The WGA East has a dandy collection of interviews called
On Writing -- with people like Aaron Sorkin and Budd Shulberg -- all available as PDF's for the download
here. If you don't hear from me for a few days, I'm reading them. I can particularly recommend
On Writing #4, which is a series of interviews with veteran TV writers, who really give a sense of what it's like to do it, and how they broke in ... I'm going to steal a lot of it for my book.
A few interesting thoughts from the interview with Bill Persky and John Markus (
The Cosby Show):
- The Mary Tyler Moore Show had horrible testing and horrible ratings when it started. Fortunately the network had committed to airing 26 episodes. Grant Tinker wouldn't let them be bought out.
- The Dick Van Dyke Show was cancelled after one season. But Sheldon Leonard convinced Proctor & Gamble (the sponsor) to give it another year.
- Give your actors some action to do even if the scene is dialog. Don't have someone pouring coffee. Have her cleaning jelly off the floor. And people are stepping in it. And she's trying to stop them. All while the brilliant scene you wrote is playing. And if the character is a neat freak or a control freak at the same time, all the better: play off your characters' weaknesses.

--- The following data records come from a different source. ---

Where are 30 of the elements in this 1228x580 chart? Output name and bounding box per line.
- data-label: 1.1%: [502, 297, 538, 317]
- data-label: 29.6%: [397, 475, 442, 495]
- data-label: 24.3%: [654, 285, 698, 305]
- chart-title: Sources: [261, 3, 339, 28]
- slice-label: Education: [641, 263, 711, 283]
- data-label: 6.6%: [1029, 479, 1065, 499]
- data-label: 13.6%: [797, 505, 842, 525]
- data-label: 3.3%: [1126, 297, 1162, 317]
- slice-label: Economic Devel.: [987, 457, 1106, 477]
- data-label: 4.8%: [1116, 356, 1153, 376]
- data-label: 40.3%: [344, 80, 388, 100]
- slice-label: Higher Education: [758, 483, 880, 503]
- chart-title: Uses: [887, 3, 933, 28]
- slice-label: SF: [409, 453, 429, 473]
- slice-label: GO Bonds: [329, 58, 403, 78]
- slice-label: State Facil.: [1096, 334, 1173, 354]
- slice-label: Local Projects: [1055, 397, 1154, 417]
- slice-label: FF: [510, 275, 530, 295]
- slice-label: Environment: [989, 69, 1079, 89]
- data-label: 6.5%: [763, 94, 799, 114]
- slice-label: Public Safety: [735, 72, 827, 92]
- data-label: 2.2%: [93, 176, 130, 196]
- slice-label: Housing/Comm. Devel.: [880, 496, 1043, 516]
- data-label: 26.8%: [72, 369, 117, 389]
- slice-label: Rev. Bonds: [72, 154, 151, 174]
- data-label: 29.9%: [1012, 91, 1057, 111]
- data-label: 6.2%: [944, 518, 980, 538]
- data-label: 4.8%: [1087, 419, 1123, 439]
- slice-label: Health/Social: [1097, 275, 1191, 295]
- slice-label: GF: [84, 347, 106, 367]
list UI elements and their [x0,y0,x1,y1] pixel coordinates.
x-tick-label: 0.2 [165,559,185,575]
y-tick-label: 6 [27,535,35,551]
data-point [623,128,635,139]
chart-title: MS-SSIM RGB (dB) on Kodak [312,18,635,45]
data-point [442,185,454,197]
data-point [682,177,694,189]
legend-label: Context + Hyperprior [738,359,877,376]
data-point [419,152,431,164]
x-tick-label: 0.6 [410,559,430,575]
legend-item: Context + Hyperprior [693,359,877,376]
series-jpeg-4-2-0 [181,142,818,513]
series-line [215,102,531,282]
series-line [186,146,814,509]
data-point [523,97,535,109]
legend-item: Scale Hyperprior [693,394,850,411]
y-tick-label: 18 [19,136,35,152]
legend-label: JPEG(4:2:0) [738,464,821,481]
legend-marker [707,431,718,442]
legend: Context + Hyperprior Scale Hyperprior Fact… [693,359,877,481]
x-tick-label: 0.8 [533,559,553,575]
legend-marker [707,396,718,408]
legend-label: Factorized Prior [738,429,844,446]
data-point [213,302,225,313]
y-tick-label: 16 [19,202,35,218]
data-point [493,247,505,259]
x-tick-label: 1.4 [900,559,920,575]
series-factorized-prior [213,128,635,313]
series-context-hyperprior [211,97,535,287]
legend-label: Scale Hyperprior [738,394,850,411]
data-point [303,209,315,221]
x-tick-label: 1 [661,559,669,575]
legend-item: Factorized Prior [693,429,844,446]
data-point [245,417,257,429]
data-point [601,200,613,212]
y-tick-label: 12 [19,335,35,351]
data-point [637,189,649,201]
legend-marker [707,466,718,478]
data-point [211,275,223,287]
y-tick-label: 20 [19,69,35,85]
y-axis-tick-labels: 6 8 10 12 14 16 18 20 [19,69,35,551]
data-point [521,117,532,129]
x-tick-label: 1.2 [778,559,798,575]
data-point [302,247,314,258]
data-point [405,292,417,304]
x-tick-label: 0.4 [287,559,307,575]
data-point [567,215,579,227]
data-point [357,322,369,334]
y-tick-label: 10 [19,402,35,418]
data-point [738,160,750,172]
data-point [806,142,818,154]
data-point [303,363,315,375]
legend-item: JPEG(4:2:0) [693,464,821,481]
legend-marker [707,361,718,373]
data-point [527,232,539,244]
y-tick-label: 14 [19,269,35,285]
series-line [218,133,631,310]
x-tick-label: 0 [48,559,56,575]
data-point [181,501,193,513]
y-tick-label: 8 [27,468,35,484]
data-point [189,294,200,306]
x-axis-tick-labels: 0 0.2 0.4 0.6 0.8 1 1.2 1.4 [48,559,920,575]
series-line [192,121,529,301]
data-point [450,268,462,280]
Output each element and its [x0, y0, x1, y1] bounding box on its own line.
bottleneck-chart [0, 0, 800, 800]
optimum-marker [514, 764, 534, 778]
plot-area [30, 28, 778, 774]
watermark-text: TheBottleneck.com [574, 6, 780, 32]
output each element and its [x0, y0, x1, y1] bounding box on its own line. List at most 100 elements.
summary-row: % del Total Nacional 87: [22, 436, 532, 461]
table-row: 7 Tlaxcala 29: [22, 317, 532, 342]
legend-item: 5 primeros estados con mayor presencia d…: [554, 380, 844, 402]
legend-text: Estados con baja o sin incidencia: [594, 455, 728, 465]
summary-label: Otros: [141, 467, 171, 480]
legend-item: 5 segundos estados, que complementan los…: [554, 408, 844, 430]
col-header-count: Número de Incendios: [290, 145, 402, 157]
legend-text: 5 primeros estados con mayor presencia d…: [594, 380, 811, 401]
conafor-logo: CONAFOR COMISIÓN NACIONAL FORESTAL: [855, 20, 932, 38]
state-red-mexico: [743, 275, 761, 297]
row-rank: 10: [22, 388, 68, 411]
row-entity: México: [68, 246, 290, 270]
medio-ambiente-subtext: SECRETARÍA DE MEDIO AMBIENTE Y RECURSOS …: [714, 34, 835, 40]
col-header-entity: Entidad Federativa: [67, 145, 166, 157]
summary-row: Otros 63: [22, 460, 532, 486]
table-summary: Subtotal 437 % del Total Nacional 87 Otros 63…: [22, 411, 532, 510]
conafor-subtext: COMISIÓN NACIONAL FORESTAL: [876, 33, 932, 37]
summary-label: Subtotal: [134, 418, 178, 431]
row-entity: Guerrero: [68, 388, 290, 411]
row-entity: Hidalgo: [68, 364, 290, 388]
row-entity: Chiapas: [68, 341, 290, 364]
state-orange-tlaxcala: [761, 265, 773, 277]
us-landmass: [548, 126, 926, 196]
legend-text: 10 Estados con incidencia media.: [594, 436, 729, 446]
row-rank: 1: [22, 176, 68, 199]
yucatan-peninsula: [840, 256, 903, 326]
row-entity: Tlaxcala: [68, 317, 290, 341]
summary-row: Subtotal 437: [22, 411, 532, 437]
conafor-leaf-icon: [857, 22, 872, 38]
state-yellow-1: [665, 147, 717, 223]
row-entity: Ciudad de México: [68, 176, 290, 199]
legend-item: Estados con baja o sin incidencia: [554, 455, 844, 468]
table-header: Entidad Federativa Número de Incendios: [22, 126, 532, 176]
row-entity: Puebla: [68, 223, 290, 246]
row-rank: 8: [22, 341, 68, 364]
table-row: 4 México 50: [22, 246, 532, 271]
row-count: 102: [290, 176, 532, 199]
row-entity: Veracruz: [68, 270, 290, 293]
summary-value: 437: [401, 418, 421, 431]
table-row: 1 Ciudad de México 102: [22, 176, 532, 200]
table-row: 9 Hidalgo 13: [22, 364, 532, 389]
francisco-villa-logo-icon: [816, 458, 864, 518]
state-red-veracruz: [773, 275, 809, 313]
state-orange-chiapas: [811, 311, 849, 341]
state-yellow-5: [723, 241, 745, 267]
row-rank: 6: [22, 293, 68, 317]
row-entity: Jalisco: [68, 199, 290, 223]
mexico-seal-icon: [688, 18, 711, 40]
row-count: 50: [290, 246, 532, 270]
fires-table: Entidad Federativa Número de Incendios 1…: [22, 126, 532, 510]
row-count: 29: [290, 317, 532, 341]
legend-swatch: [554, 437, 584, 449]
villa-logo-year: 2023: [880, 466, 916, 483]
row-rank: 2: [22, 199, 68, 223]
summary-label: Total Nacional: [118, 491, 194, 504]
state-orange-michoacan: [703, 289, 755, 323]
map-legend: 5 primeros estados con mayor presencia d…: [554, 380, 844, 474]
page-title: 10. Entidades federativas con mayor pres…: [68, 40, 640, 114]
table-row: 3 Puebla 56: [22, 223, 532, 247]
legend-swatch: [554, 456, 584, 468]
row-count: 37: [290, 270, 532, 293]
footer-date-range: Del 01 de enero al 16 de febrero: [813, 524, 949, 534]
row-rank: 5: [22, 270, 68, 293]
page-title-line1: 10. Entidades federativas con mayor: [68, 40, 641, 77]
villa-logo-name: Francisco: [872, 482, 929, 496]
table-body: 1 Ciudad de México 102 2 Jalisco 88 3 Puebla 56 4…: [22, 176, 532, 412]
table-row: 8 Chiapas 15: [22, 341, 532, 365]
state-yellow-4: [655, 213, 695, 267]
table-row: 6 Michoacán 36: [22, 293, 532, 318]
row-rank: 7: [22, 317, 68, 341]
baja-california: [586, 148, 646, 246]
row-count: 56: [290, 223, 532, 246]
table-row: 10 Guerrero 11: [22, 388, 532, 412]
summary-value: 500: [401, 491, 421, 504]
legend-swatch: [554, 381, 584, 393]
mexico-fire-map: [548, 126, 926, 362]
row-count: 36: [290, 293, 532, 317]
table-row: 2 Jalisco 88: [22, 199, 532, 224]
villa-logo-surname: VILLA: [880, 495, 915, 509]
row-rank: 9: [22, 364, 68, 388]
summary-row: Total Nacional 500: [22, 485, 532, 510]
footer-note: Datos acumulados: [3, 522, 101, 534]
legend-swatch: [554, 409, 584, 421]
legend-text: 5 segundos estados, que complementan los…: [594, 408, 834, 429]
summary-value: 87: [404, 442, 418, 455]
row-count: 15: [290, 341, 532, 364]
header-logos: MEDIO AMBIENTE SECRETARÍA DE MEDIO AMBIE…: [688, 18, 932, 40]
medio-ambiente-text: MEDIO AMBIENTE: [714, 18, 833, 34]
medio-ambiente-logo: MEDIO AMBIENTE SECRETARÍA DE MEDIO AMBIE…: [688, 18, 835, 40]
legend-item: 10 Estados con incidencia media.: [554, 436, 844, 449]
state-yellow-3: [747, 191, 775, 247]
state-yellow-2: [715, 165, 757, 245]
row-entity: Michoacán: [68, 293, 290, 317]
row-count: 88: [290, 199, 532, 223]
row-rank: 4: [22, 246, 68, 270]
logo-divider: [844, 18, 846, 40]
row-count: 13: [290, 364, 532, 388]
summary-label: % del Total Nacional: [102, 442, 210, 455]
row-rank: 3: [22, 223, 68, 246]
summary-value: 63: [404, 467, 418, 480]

- Play to your actors' strengths. Persky: "Mary cried great. Carl Reiner wrote a show with her toe stuck in the faucet of a bathtub where you hardly saw her and she just cried a lot." (If you were speccing this show, you'd know that Mary cries well. We love watching her cry, and we know how she does it. We know how Ricky says, "Looooocie, you got some 'splainin' to do"...)
- Markus: "What the network is most nervous about is, who is the show runner? ..." Persky: "You take a mediocre show with a great show runner, as opposed to a great show with a bad show runner, and you have a better bet with the mediocre show.." This is, incidentally, why the networks don't want to see a pilot from an inexperienced writer -- they're hiring a showrunner who's brought them a show, they're not buying a show that has a showrunner attached.